Vine: Twitter's Gift To Facebook

Facebook and Instagram may have won the social video war simply by sitting back and doing nothing.

Facebook didn't become a billion-user powerhouse just by breaking new ground. In reality, it's spent most of its life as a diligent student.

Whether you dismiss Instagram's new video product as a desperate Vine rip-off or a well-reasoned and much needed alternative, Instagram's video feature is already a formidable test of Vine's user loyalty and staying power.

On Friday, as CNBC pointed out, Instagram link shares surpassed Vine shares according to Topsy, signaling perhaps that Vine's rapid rise may prove to be a short one. And if that's the case, Twitter may have no one to blame but itself.

Though the case has been made that Instagram wanted to be the "Instagram for video" before Vine was even a glimmer in Twitter's eye, the fact remains that Instagram chose to wait and learn from a competitor before incorporating a video product, a maneuver that's been part of Facebook's playbook for years.

And so, much like Facebook bided its time in the mid-2000s, watching MySpace and learning from the site's many missteps, Instagram waited patiently through Twitter's acquisition of Vine. While, unlike MySpace, Vine's "mistakes" were more like growing pains, Instagram sat quietly on the sideline, watching its competitor create the blueprint for online social video.

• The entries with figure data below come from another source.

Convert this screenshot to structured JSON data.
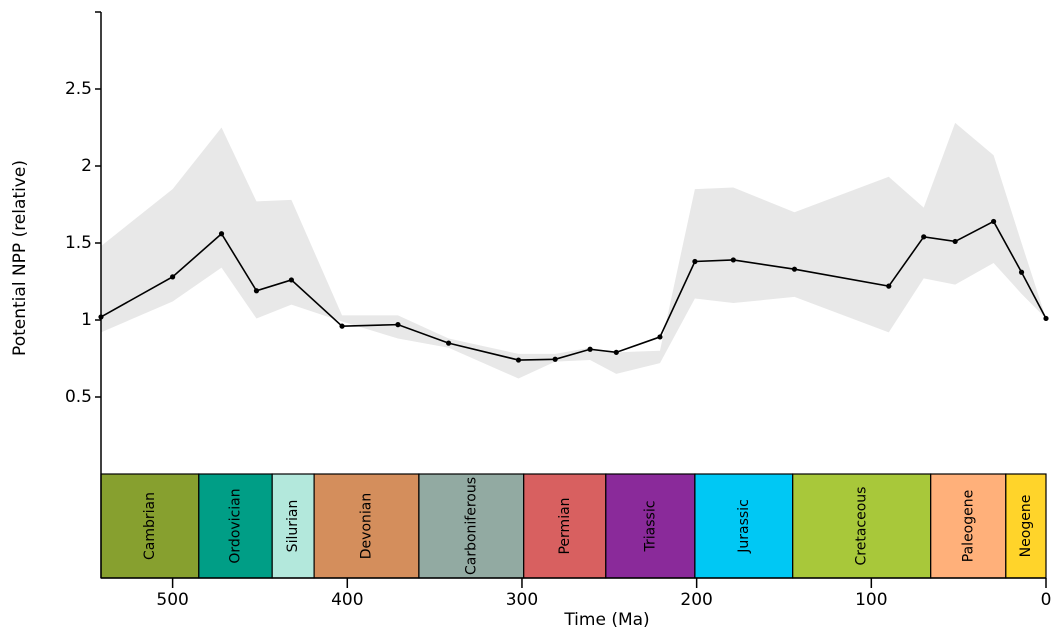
{
  "chart_data": {
    "type": "line-band",
    "x_label": "Time (Ma)",
    "y_label": "Potential NPP (relative)",
    "x": [
      541,
      500,
      472,
      452,
      432,
      403,
      371,
      342,
      302,
      281,
      261,
      246,
      221,
      201,
      179,
      144,
      90,
      70,
      52,
      30,
      14,
      0
    ],
    "values": [
      1.02,
      1.28,
      1.56,
      1.19,
      1.26,
      0.96,
      0.97,
      0.85,
      0.74,
      0.745,
      0.81,
      0.79,
      0.89,
      1.38,
      1.39,
      1.33,
      1.22,
      1.54,
      1.51,
      1.64,
      1.31,
      1.01
    ],
    "upper": [
      1.48,
      1.85,
      2.25,
      1.77,
      1.78,
      1.03,
      1.03,
      0.88,
      0.78,
      0.78,
      0.82,
      0.79,
      0.8,
      1.85,
      1.86,
      1.7,
      1.93,
      1.73,
      2.28,
      2.07,
      1.5,
      1.01
    ],
    "lower": [
      0.92,
      1.12,
      1.34,
      1.01,
      1.1,
      0.99,
      0.88,
      0.82,
      0.62,
      0.73,
      0.74,
      0.65,
      0.72,
      1.14,
      1.11,
      1.15,
      0.92,
      1.27,
      1.23,
      1.37,
      1.17,
      1.01
    ],
    "color": "#000000",
    "band_color": "#e8e8e8",
    "xlim": [
      541,
      0
    ],
    "ylim": [
      0,
      3
    ],
    "xticks": [
      500,
      400,
      300,
      200,
      100,
      0
    ],
    "yticks": [
      0.5,
      1,
      1.5,
      2,
      2.5
    ],
    "periods": [
      {
        "name": "Cambrian",
        "start": 541,
        "end": 485,
        "color": "#87a02f"
      },
      {
        "name": "Ordovician",
        "start": 485,
        "end": 443,
        "color": "#009e86"
      },
      {
        "name": "Silurian",
        "start": 443,
        "end": 419,
        "color": "#b3e8dc"
      },
      {
        "name": "Devonian",
        "start": 419,
        "end": 359,
        "color": "#d48e5c"
      },
      {
        "name": "Carboniferous",
        "start": 359,
        "end": 299,
        "color": "#92aaa2"
      },
      {
        "name": "Permian",
        "start": 299,
        "end": 252,
        "color": "#d86060"
      },
      {
        "name": "Triassic",
        "start": 252,
        "end": 201,
        "color": "#8a2a9a"
      },
      {
        "name": "Jurassic",
        "start": 201,
        "end": 145,
        "color": "#00c8f4"
      },
      {
        "name": "Cretaceous",
        "start": 145,
        "end": 66,
        "color": "#a8c83a"
      },
      {
        "name": "Paleogene",
        "start": 66,
        "end": 23,
        "color": "#ffb07a"
      },
      {
        "name": "Neogene",
        "start": 23,
        "end": 0,
        "color": "#ffd42a"
      }
    ]
  }
}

Vine's first six months proved that strict video time limits could work and dictated the features that currently set Instagram's update apart from Vine. Looking back, old App Store reviews now read like an instruction manual for the Instagram team, with the most negative reviews calling for nearly all of Instagram's new features, like filters, better privacy settings, longer clip lengths, and the ability to upload previously recorded videos. While Systrom and company were already mulling and cobbling together their own video product, Twitter and Vine cleared a path to market. They also removed a substantial element of risk.

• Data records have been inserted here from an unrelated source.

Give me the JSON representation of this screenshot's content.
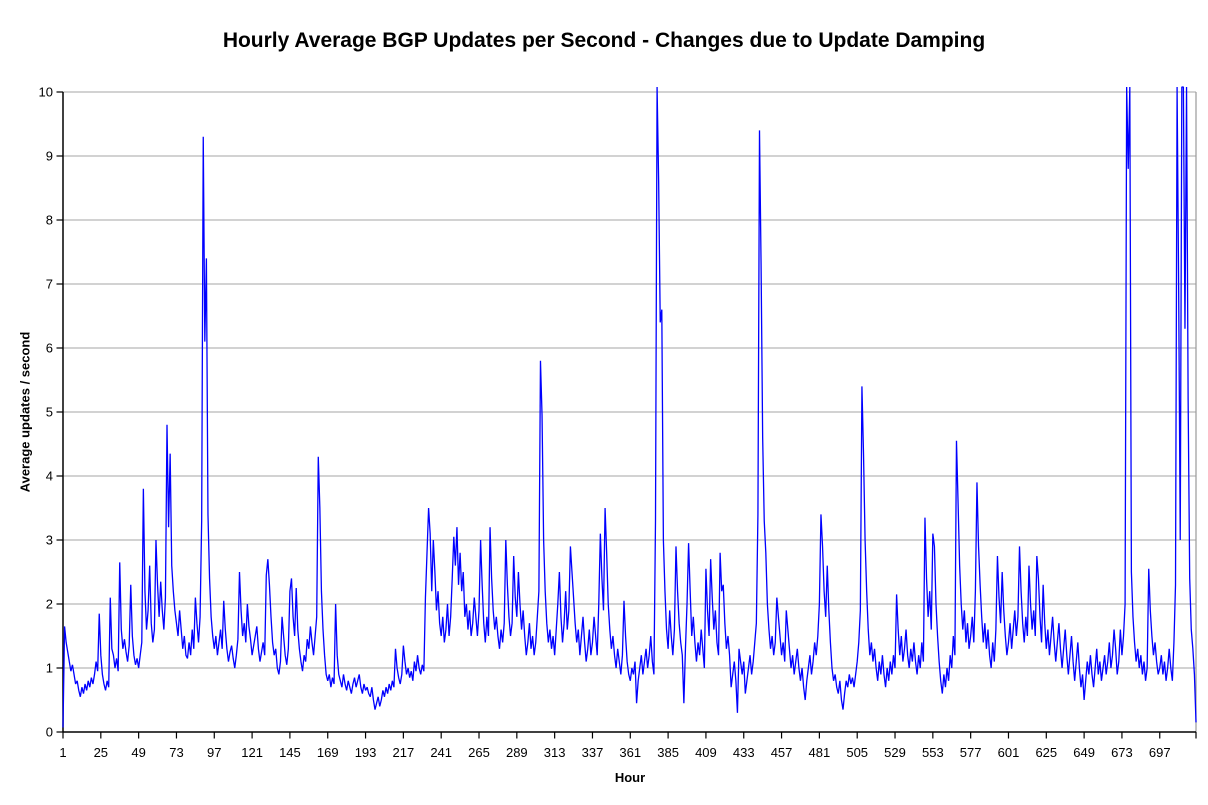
{
  "chart_data": {
    "type": "line",
    "title": "Hourly Average BGP Updates per Second - Changes due to Update Damping",
    "xlabel": "Hour",
    "ylabel": "Average updates / second",
    "ylim": [
      0,
      10
    ],
    "y_ticks": [
      0,
      1,
      2,
      3,
      4,
      5,
      6,
      7,
      8,
      9,
      10
    ],
    "x_tick_labels": [
      1,
      25,
      49,
      73,
      97,
      121,
      145,
      169,
      193,
      217,
      241,
      265,
      289,
      313,
      337,
      361,
      385,
      409,
      433,
      457,
      481,
      505,
      529,
      553,
      577,
      601,
      625,
      649,
      673,
      697
    ],
    "x_start": 1,
    "x_end": 720,
    "grid": "horizontal-gray",
    "legend": "none",
    "colors": {
      "line": "#0000FF",
      "gridline": "#A6A6A6",
      "axis": "#000000",
      "plot_right_border": "#999999",
      "background": "#FFFFFF",
      "text": "#000000"
    },
    "note_values_above_ymax_are_clipped": true,
    "series": [
      {
        "name": "Hourly average BGP updates per second",
        "color": "#0000FF",
        "values": [
          0.07,
          1.65,
          1.4,
          1.25,
          1.1,
          0.95,
          1.05,
          0.9,
          0.75,
          0.8,
          0.65,
          0.55,
          0.7,
          0.6,
          0.75,
          0.65,
          0.8,
          0.7,
          0.85,
          0.75,
          0.9,
          1.1,
          0.95,
          1.85,
          1.2,
          0.9,
          0.75,
          0.65,
          0.8,
          0.7,
          2.1,
          1.3,
          1.2,
          1.0,
          1.15,
          0.95,
          2.65,
          1.6,
          1.3,
          1.45,
          1.25,
          1.1,
          1.35,
          2.3,
          1.5,
          1.2,
          1.05,
          1.15,
          1.0,
          1.2,
          1.4,
          3.8,
          2.2,
          1.6,
          1.9,
          2.6,
          1.7,
          1.4,
          1.6,
          3.0,
          2.3,
          1.8,
          2.35,
          1.9,
          1.6,
          2.1,
          4.8,
          3.2,
          4.35,
          2.6,
          2.2,
          1.9,
          1.7,
          1.5,
          1.9,
          1.6,
          1.3,
          1.5,
          1.2,
          1.15,
          1.4,
          1.2,
          1.6,
          1.3,
          2.1,
          1.7,
          1.4,
          1.8,
          3.3,
          9.3,
          6.1,
          7.4,
          3.4,
          2.4,
          1.8,
          1.5,
          1.3,
          1.5,
          1.2,
          1.4,
          1.6,
          1.3,
          2.05,
          1.6,
          1.3,
          1.1,
          1.25,
          1.35,
          1.15,
          1.0,
          1.2,
          1.45,
          2.5,
          1.9,
          1.5,
          1.7,
          1.4,
          2.0,
          1.65,
          1.45,
          1.2,
          1.35,
          1.5,
          1.65,
          1.3,
          1.1,
          1.25,
          1.4,
          1.2,
          2.45,
          2.7,
          2.3,
          1.8,
          1.4,
          1.2,
          1.3,
          1.0,
          0.9,
          1.1,
          1.8,
          1.5,
          1.2,
          1.05,
          1.3,
          2.2,
          2.4,
          1.8,
          1.5,
          2.25,
          1.6,
          1.3,
          1.1,
          0.95,
          1.2,
          1.1,
          1.45,
          1.3,
          1.65,
          1.4,
          1.2,
          1.5,
          1.8,
          4.3,
          3.5,
          2.2,
          1.6,
          1.2,
          0.9,
          0.8,
          0.9,
          0.7,
          0.85,
          0.75,
          2.0,
          1.2,
          0.9,
          0.8,
          0.7,
          0.9,
          0.75,
          0.65,
          0.8,
          0.7,
          0.6,
          0.75,
          0.85,
          0.7,
          0.8,
          0.9,
          0.7,
          0.6,
          0.75,
          0.65,
          0.7,
          0.6,
          0.55,
          0.7,
          0.5,
          0.35,
          0.45,
          0.55,
          0.4,
          0.5,
          0.65,
          0.55,
          0.7,
          0.6,
          0.75,
          0.65,
          0.8,
          0.7,
          1.3,
          1.0,
          0.85,
          0.75,
          0.9,
          1.35,
          1.1,
          0.9,
          1.0,
          0.85,
          0.95,
          0.8,
          1.1,
          0.95,
          1.2,
          1.0,
          0.9,
          1.05,
          0.95,
          2.1,
          2.8,
          3.5,
          3.1,
          2.2,
          3.0,
          2.5,
          1.9,
          2.2,
          1.7,
          1.5,
          1.8,
          1.4,
          1.6,
          2.0,
          1.5,
          1.8,
          2.4,
          3.05,
          2.6,
          3.2,
          2.3,
          2.8,
          2.2,
          2.5,
          1.8,
          2.0,
          1.6,
          1.9,
          1.5,
          1.7,
          2.1,
          1.8,
          1.5,
          1.9,
          3.0,
          2.3,
          1.7,
          1.4,
          1.8,
          1.5,
          3.2,
          2.4,
          1.9,
          1.6,
          1.8,
          1.5,
          1.3,
          1.6,
          1.4,
          1.7,
          3.0,
          2.3,
          1.8,
          1.5,
          1.7,
          2.75,
          2.1,
          1.8,
          2.5,
          2.0,
          1.6,
          1.9,
          1.5,
          1.2,
          1.4,
          1.7,
          1.3,
          1.5,
          1.2,
          1.4,
          1.8,
          2.2,
          5.8,
          4.95,
          3.0,
          2.2,
          1.7,
          1.4,
          1.6,
          1.3,
          1.5,
          1.2,
          1.6,
          2.0,
          2.5,
          1.8,
          1.4,
          1.7,
          2.2,
          1.6,
          1.9,
          2.9,
          2.5,
          2.1,
          1.7,
          1.4,
          1.6,
          1.2,
          1.5,
          1.8,
          1.4,
          1.1,
          1.3,
          1.6,
          1.2,
          1.4,
          1.8,
          1.5,
          1.2,
          2.0,
          3.1,
          2.4,
          1.9,
          3.5,
          2.8,
          2.0,
          1.6,
          1.3,
          1.5,
          1.2,
          1.0,
          1.3,
          1.1,
          0.9,
          1.2,
          2.05,
          1.5,
          1.1,
          0.9,
          0.8,
          1.0,
          0.9,
          1.1,
          0.45,
          0.8,
          1.0,
          1.2,
          0.9,
          1.1,
          1.3,
          1.0,
          1.2,
          1.5,
          1.1,
          0.9,
          3.3,
          10.5,
          8.6,
          6.4,
          6.6,
          3.0,
          2.2,
          1.6,
          1.3,
          1.9,
          1.5,
          1.2,
          1.6,
          2.9,
          2.2,
          1.7,
          1.4,
          1.2,
          0.45,
          1.3,
          2.0,
          2.95,
          2.2,
          1.5,
          1.8,
          1.4,
          1.1,
          1.4,
          1.2,
          1.6,
          1.3,
          1.0,
          2.55,
          1.9,
          1.5,
          2.7,
          2.1,
          1.6,
          1.9,
          1.4,
          1.2,
          2.8,
          2.2,
          2.3,
          1.7,
          1.3,
          1.5,
          1.2,
          0.7,
          0.9,
          1.1,
          0.8,
          0.3,
          1.3,
          1.1,
          0.9,
          1.1,
          0.6,
          0.8,
          1.0,
          1.2,
          0.9,
          1.1,
          1.4,
          1.7,
          3.4,
          9.4,
          7.3,
          4.6,
          3.3,
          2.8,
          2.0,
          1.6,
          1.3,
          1.5,
          1.2,
          1.4,
          2.1,
          1.8,
          1.5,
          1.2,
          1.4,
          1.1,
          1.9,
          1.6,
          1.3,
          1.0,
          1.2,
          0.9,
          1.1,
          1.3,
          1.0,
          0.8,
          1.0,
          0.7,
          0.5,
          0.8,
          1.0,
          1.2,
          0.9,
          1.1,
          1.4,
          1.2,
          1.5,
          2.0,
          3.4,
          2.9,
          2.2,
          1.8,
          2.6,
          1.9,
          1.4,
          1.0,
          0.8,
          0.9,
          0.7,
          0.6,
          0.8,
          0.5,
          0.35,
          0.6,
          0.8,
          0.7,
          0.9,
          0.75,
          0.85,
          0.7,
          0.9,
          1.1,
          1.4,
          1.9,
          5.4,
          4.35,
          3.0,
          2.2,
          1.6,
          1.2,
          1.4,
          1.1,
          1.3,
          1.0,
          0.8,
          1.1,
          0.9,
          1.2,
          0.9,
          0.7,
          1.0,
          0.8,
          1.1,
          0.9,
          1.2,
          1.0,
          2.15,
          1.6,
          1.2,
          1.5,
          1.1,
          1.3,
          1.6,
          1.2,
          1.0,
          1.3,
          1.1,
          1.4,
          1.1,
          0.9,
          1.2,
          1.0,
          1.4,
          1.1,
          3.35,
          2.4,
          1.8,
          2.2,
          1.6,
          3.1,
          2.9,
          2.0,
          1.5,
          1.1,
          0.8,
          0.6,
          0.9,
          0.7,
          1.0,
          0.8,
          1.2,
          1.0,
          1.5,
          1.2,
          4.55,
          3.6,
          2.6,
          2.0,
          1.6,
          1.9,
          1.4,
          1.7,
          1.3,
          1.5,
          1.8,
          1.4,
          2.2,
          3.9,
          2.9,
          2.3,
          1.8,
          1.4,
          1.7,
          1.3,
          1.6,
          1.2,
          1.0,
          1.4,
          1.1,
          1.6,
          2.75,
          2.1,
          1.7,
          2.5,
          1.9,
          1.5,
          1.2,
          1.4,
          1.7,
          1.3,
          1.6,
          1.9,
          1.5,
          1.8,
          2.9,
          2.2,
          1.7,
          1.4,
          1.8,
          1.5,
          2.6,
          2.0,
          1.6,
          1.9,
          1.5,
          2.75,
          2.4,
          1.8,
          1.4,
          2.3,
          1.7,
          1.3,
          1.6,
          1.2,
          1.5,
          1.8,
          1.4,
          1.1,
          1.4,
          1.7,
          1.3,
          1.0,
          1.3,
          1.6,
          1.2,
          0.9,
          1.2,
          1.5,
          1.1,
          0.8,
          1.1,
          1.4,
          1.0,
          0.7,
          0.9,
          0.5,
          0.8,
          1.1,
          0.9,
          1.2,
          0.9,
          0.7,
          1.0,
          1.3,
          0.9,
          1.1,
          0.8,
          1.0,
          1.2,
          0.9,
          1.1,
          1.4,
          1.0,
          1.2,
          1.6,
          1.3,
          0.9,
          1.1,
          1.6,
          1.2,
          1.5,
          2.0,
          10.5,
          8.8,
          10.3,
          2.5,
          1.8,
          1.4,
          1.1,
          1.3,
          1.0,
          1.2,
          0.9,
          1.1,
          0.8,
          1.0,
          2.55,
          1.9,
          1.5,
          1.2,
          1.4,
          1.1,
          0.9,
          1.0,
          1.2,
          0.9,
          1.1,
          0.8,
          1.0,
          1.3,
          1.0,
          0.8,
          1.4,
          2.3,
          10.4,
          6.9,
          3.0,
          10.5,
          10.2,
          6.3,
          10.3,
          5.2,
          2.4,
          1.6,
          1.3,
          0.9,
          0.15
        ]
      }
    ]
  }
}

For Vine, the new Instagram is part of an inevitable and frightening reality. While Facebook's "observe, then build" tactic doesn't always work, the company has an intensely loyal and growing user base in Instagram that overlaps in a big way with Vine's most ardent supporters: teenagers. Unlike Poke or Places, which had to be built as peculiar, isolated plug-ins, video fits snugly within Instagram's familiar and friendly interface. And as long as video doesn't alienate Instagram's original photo community, it's easy to see a scenario where smartphone users with already crowded home screens start to ditch the video-only app for an old standby that kills two birds with one stone.

In some spheres it's already starting to happen. Quick surveys of my friends, of Twitter, and of App Store reviews reveal that most casual users have stronger allegiances to Instagram than the still-new Vine. (And more deeply rooted social graphs.)

And so now we watch the race unfold. For Vine, there's hope as there is with any new social network that users will grow weary or out of trust with the establishment, or perhaps jump ship in favor of a fresh start to build a stronger network on another service. That's not out of the question for a company whose most important demographic is capricious young people.